Ovviamente ciò vale in quanto la pretesa sia da reputarsi conosciuta o conoscibile dal liquidatore, com'è senz'altro a dirsi per i diritti litigiosi (essendo ragionevole che rientri nell'ordinaria diligenza l'accertamento della pendenza di una causa da cui potrebbe scaturire una posta attiva).

Il discorso cambia se, al momento dell'estinzione della società, non vi erano gli elementi minimi indispensabili per avere contezza della (pur sempre presumibile) esistenza di un tale diritto, giacché, in effetti, sarebbe difficile disquisire di una rinuncia sfornita di una seppur minima consapevolezza circa la titolarità (per quanto astratta e ipotetica) di quanto dovrebbe formarne oggetto.
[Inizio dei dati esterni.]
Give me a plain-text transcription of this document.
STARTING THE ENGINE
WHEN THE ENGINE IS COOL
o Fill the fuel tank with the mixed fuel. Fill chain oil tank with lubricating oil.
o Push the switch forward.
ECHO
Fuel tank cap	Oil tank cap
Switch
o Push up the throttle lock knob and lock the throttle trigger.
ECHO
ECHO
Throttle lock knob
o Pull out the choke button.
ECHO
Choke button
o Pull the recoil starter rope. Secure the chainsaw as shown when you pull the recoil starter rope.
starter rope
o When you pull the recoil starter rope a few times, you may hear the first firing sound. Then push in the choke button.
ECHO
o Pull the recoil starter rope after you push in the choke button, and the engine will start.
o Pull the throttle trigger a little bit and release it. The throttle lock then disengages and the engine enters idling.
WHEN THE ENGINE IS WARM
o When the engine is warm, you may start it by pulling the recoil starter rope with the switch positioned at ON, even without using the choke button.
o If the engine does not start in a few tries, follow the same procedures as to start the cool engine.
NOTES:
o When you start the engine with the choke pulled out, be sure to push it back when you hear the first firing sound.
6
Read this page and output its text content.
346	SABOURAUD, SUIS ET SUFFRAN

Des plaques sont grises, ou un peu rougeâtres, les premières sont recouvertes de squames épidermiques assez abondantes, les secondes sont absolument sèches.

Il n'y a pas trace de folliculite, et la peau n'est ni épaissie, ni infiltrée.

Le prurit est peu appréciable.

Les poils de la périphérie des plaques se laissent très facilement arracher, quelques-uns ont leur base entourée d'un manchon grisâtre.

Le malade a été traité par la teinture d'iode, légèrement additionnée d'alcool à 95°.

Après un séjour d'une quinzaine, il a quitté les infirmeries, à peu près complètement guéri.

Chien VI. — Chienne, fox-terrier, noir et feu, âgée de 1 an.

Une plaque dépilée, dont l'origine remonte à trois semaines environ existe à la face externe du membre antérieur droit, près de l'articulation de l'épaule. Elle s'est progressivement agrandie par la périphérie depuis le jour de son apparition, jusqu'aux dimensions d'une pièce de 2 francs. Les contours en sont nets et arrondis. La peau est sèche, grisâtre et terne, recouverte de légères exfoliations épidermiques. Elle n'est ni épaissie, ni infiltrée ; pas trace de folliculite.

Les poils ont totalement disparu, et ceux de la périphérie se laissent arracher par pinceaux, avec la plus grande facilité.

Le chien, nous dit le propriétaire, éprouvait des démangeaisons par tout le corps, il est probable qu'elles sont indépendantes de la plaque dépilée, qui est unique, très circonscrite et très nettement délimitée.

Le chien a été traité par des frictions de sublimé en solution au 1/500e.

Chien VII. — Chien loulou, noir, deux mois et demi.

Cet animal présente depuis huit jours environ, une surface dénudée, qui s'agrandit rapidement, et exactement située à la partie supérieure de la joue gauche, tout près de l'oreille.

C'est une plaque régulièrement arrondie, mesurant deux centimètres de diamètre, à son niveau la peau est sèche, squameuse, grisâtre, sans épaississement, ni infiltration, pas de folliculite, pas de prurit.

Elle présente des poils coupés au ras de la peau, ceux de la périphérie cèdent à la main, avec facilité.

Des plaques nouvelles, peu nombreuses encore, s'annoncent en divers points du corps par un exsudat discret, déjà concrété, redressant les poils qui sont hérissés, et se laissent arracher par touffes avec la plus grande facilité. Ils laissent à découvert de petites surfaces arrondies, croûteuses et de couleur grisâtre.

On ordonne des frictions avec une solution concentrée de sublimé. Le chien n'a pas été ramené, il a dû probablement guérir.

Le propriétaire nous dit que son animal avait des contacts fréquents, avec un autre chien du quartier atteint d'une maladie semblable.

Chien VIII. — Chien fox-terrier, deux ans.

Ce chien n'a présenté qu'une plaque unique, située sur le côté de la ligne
Lo stesso è a dirsi con riguardo ai crediti oggetto di contenzioso, a condizione, tuttavia, che negli atti della liquidazione (e non solo o necessariamente nel bilancio finale, potendosi, da questo punto di vista, attribuire rilievo anche ai documenti che lo accompagnano e pure soggetti al deposito presso il registro delle imprese) siano rintracciabili indici che fanno propendere per la sussistenza di una volontà contraria alla rinuncia: a maggior ragione, in questo caso, è fondato parlare di una presunzione di trasmissione della pretesa ai soci, per vincere la quale chi vi ha interesse dovrà allegare e provare elementi particolarmente significativi di segno contrario.

Privilegiando, invece, sempre e comunque l'automatismo del meccanismo successorio che si instaura per effetto della cancellazione della società dal registro delle imprese, si rischia di premiare condotte negligenti o superficiali del liquidatore, a tutto svantaggio dell'affidamento indotto in chi ritenga che alla mera estinzione della società, non accompagnata da accorgimenti volti a rendere in qualche modo manifesta la volontà di fare subentrare i soci nei diritti controversi, corrisponda effettivamente la rinuncia agli stessi.

Nel contemperamento tra i contrapposti interessi, pare più meritevole di tutela quello di chi confidi sul fatto che l'estinzione della società comporti abbandono della pretesa, in assenza di elementi ostensibili deponenti in senso contrario e rientranti pur sempre nella disponibilità degli organi liquidatori e dei soci (si pensi, per esempio e in alternativa a una vera e propria cessione di credito, a un accordo circa la ripartizione postuma di eventuali attività o passività sopravvenute che oggettivizzi, da un lato, la loro presa in considerazione e, dall'altro lato, che, in questo modo, non si è inteso rinunciarvi sic et simpliciter).

Anche perché, se l'abbandono fosse qualificato in termini di rinuncia all'azione, piuttosto che come remissione del debito (vieppiù se ancora incerto quanto alla sua esistenza, nel quale caso potrebbe financo dubitarsi della possibilità che una remissione possa essere validamente effettuata, mancando il suo oggetto), non giocherebbero un ruolo significativo quei limiti discendenti dalla norma dell'art. 1236 c.c. (in particolare sotto il profilo della necessaria recettizietà della dichiarazione del creditore rinunciante), che i giudici di legittimità hanno posto a fondamento della ricostruzione alternativa patrocinata dall'ordinanza annotata.